# Fyi....possible problem w/dp twin lnb for 721....



## rolou21 (Apr 4, 2002)

Here is my problem, Installed a dp twin on thursday afternoon for the 721 unit. Noticed 3 times yesterday that when I turned on the unit it only showed either 110 or 119. These channels were also missing from the epg. Had to pull smart card out then in which brought back the missing channels. Well spoke to advanced tech support this morning and he said the following;

"There is a software issue regarding the dp twin lnb recognizing switch checks which will cause the 721 to not identify either 110 or 119 and will not show the missing channels from the epg. Dish Network has acknowledged this software problem with the 721 and is currently working on a software fix to correct this".

In the meantime I have to go back to my legacy twin. He said to properly do this;

1-Remove both satellite inputs from the 721 and do a switch check.
2-Install old legacy lnb
3-Connect both lnb inputs back to 721
4-Run switch again so the 721 can recognize the proper switch ouput.
5-If this is not done properly...the lnb can be fried within hours.
Just as an fyi for those who may encounter this similar situation.


----------



## jerryyyyy (Jul 19, 2002)

Make sure output from both dishes goes into a 421 switcher and from there into the two inputs in the back of the 721. There is a diagram in the book on this- mine was installed miswired and switches never match on switch check.


----------



## Jacob S (Apr 14, 2002)

How can the lnbf be fried if done improperly? Is Dish going to replace the lnbf if it does get fried? Has anybody ever had a friend lnbf as a result of this yet? How does it get fried?

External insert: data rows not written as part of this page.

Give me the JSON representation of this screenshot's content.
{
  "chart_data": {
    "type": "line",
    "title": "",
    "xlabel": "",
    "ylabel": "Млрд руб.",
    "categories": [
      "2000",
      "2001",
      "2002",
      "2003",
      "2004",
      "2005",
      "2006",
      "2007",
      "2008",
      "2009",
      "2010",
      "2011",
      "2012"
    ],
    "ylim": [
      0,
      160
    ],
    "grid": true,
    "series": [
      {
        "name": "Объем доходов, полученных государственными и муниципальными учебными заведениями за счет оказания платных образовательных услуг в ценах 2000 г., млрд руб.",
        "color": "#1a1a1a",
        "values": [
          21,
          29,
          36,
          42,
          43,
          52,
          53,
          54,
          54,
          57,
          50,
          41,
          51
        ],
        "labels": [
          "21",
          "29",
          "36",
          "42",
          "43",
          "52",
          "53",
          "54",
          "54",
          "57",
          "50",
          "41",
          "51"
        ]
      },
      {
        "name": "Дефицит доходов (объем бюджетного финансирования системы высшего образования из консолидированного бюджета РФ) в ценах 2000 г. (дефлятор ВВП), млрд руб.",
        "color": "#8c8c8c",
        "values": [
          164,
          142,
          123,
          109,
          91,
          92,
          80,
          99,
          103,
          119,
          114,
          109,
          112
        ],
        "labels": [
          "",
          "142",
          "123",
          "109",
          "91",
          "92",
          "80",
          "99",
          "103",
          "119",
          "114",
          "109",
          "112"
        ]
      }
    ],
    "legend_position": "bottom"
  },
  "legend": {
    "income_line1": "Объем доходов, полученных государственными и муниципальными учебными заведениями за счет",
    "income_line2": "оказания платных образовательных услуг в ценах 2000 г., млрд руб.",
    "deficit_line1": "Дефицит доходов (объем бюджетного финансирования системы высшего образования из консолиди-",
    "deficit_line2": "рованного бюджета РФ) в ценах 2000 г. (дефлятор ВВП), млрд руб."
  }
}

I have had the same problem with my receiver but never used the legacy lnbf.


----------



## Guest (Aug 3, 2002)

I too am having major problems with my DP34's and 721. The highest signal I can get on either satellite is about 65. Previously, they were both about 100. Today I replaced the coax cables between the Dual LNB and DP34 with expensive Monster Cables. With these there is NO signal passing. Switched back to the original "regular" cables and I'm back to my lovely 65 signal strength.

How can I know if my LNB is fried? It seems to work, although not well, with regular cables, and not at all with good cables.

I think there are some undiscovered glitches with either the new LNB or DP34 that Dish Network has yet to figure out.

Gb.


----------



## Jacob S (Apr 14, 2002)

Are you using 2200 MHZ wire? Could this be causing the problem?


----------